Pushing back the chair, he rose and crossed into the dressing room. It would likely still be in his jewel case, since he had had no use for it upon his journey. Flicking up the clasp, Darcy opened the case, his eyes scanning the interior. Ah, yes, there it was, right next to…The silken threads lay serenely where he had placed them. Bypassing his seal, his fingers hovered over the strands. The temptation to retrieve them and return them to his waistcoat pocket was irresistible. He knew that if he touched them…No! Quickly, he snatched up the seal and snapped the case shut. At all cost, he must stay to his resolve. He returned to his letter and, lighting the wax wick, let fall two drops before stamping it with the seal. Then, affixing the franking wafer, he left it and his seal on the desk for Fletcher to see to. It was now two o’clock, and drawing down his cuffs and waistcoat, he turned toward the door just as a tattoo was rapped upon it from the hall.
“Manning!” Expecting almost anyone else but the Baron, Darcy greeted him with surprise.
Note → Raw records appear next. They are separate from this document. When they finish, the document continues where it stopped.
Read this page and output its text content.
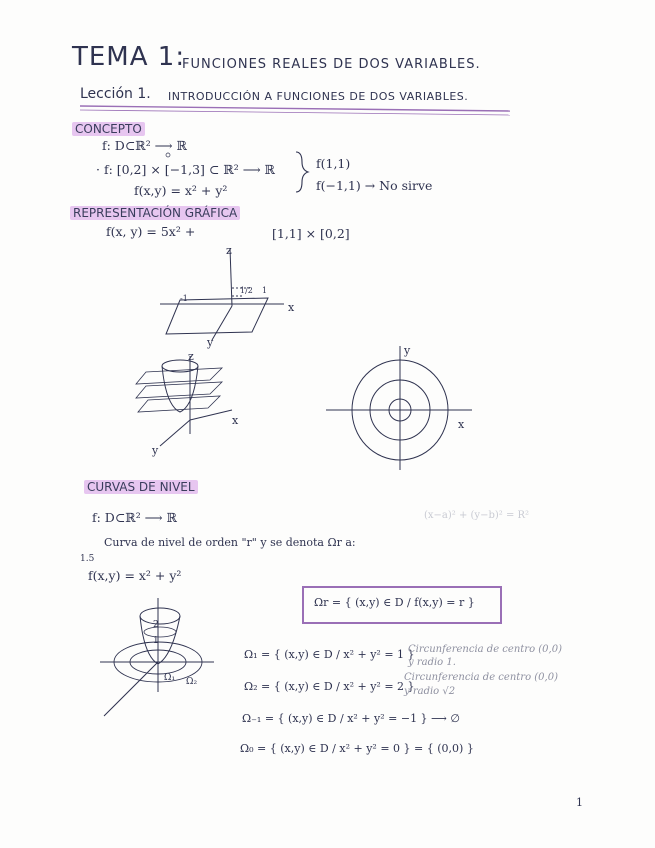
TEMA 1:
FUNCIONES REALES DE DOS VARIABLES.
Lección 1. INTRODUCCIÓN A FUNCIONES DE DOS VARIABLES.
CONCEPTO
f: D⊂ℝ² ⟶ ℝ
· f: [0,2] × [−1,3] ⊂ ℝ² ⟶ ℝ
f(x,y) = x² + y²
f(1,1)
f(−1,1) → No sirve
REPRESENTACIÓN GRÁFICA
f(x, y) = 5x² +	[1,1] × [0,2]
z
x
y
-1
1/2 1
z
x
y
y
x
CURVAS DE NIVEL
f: D⊂ℝ² ⟶ ℝ	(x−a)² + (y−b)² = R²
Curva de nivel de orden "r" y se denota Ωr a:
1.5
f(x,y) = x² + y²
Ωr = { (x,y) ∈ D / f(x,y) = r }
Ω₁ = { (x,y) ∈ D / x² + y² = 1 }
Circunferencia de centro (0,0)
y radio 1.
Ω₂ = { (x,y) ∈ D / x² + y² = 2 }
Circunferencia de centro (0,0)
y radio √2
Ω₋₁ = { (x,y) ∈ D / x² + y² = −1 } ⟶ ∅
Ω₀ = { (x,y) ∈ D / x² + y² = 0 } = { (0,0) }
2
1
Ω₁ Ω₂
1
During their days as hall mates, he and Manning had not gotten on well and, as a consequence, had not kept in touch since the older fellow’s graduation.
“A rack or two of billiards suit you before this afternoon’s expedition?” The Baron’s cool green eyes surveyed him. “I take it you’ve breakfasted.”
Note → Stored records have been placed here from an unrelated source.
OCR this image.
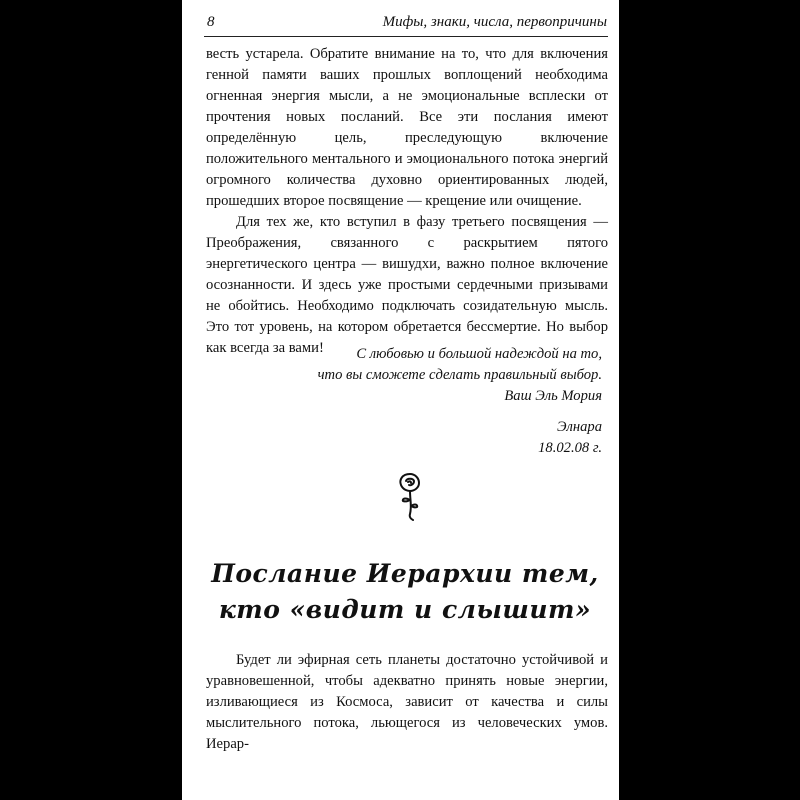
8	Мифы, знаки, числа, первопричины

весть устарела. Обратите внимание на то, что для включения генной памяти ваших прошлых воплощений необходима огненная энергия мысли, а не эмоциональные всплески от прочтения новых посланий. Все эти послания имеют определённую цель, преследующую включение положительного ментального и эмоционального потока энергий огромного количества духовно ориентированных людей, прошедших второе посвящение — крещение или очищение.

Для тех же, кто вступил в фазу третьего посвящения — Преображения, связанного с раскрытием пятого энергетического центра — вишудхи, важно полное включение осознанности. И здесь уже простыми сердечными призывами не обойтись. Необходимо подключать созидательную мысль. Это тот уровень, на котором обретается бессмертие. Но выбор как всегда за вами!	С любовью и большой надеждой на то,
что вы сможете сделать правильный выбор.
Ваш Эль Мория
Элнара
18.02.08 г.
Послание Иерархии тем,
кто «видит и слышит»
Будет ли эфирная сеть планеты достаточно устойчивой и уравновешенной, чтобы адекватно принять новые энергии, изливающиеся из Космоса, зависит от качества и силы мыслительного потока, льющегося из человеческих умов. Иерар-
Darcy nodded and motioned Manning to lead on. “Your long friendship with Sayre and close relation through Her Ladyship must make you familiar with Norwycke and its environs.”
“I know my way quite well, yes,” Manning replied. “The billiard room, the salons, the dining room, certainly.” Darcy’s companion sent him an appraising glance, then added, “Several of the maids’ chambers are within my scope also should you desire direction.”
“You are too kind,” Darcy murmured back, tamping down firmly on his welling distaste.
“Not at all, Darcy,” Manning rebuffed him as they entered the wood-paneled sanctum that sheltered a grandly carved green baize billiard table.
Darcy followed his companion to a glass-fronted case that displayed a selection of cues, noticing as he passed several patches of discoloration in the paneling. It was only after he had chosen his stick that the shapes of those discolorations suggested an answer to their puzzling presence. Pictures no longer graced the walls, leaving behind their proportions in the darker shade of the paneling they had shielded from the sun. The nails were missing as well, indicating to Darcy that the pieces were not returning. More evidence, he noted while chalking his cue, that Hinchcliffe’s information and Fletcher’s observations had been accurate as usual.
“Do you play billiards with the same intensity as you fence, Darcy? I cannot recall.” Manning’s regard attempted to discompose him. It had been thus between them at University. For reasons known only to him, Manning had amused himself by assuming the role of Darcy’s personal inquisitor. Little that the younger man had done had passed Manning’s notice without disparagement.
“Quarter is neither asked nor given,” Darcy replied evenly, refusing to be goaded.
Manning laughed. “As I anticipated. Single-minded as ever, eh, Darcy?” Darcy met his gaze coolly, the lift of one brow his only response. The Baron laughed again. “But you have learned to school your temper, I see. How long will it last, I wonder?” He lifted the rack and motioned expansively. “I offer you the break, sir. Make of it what you can.”
The solid crack of the break was particularly gratifying to Darcy, as was the explosive curse of his opponent once the balls came to rest.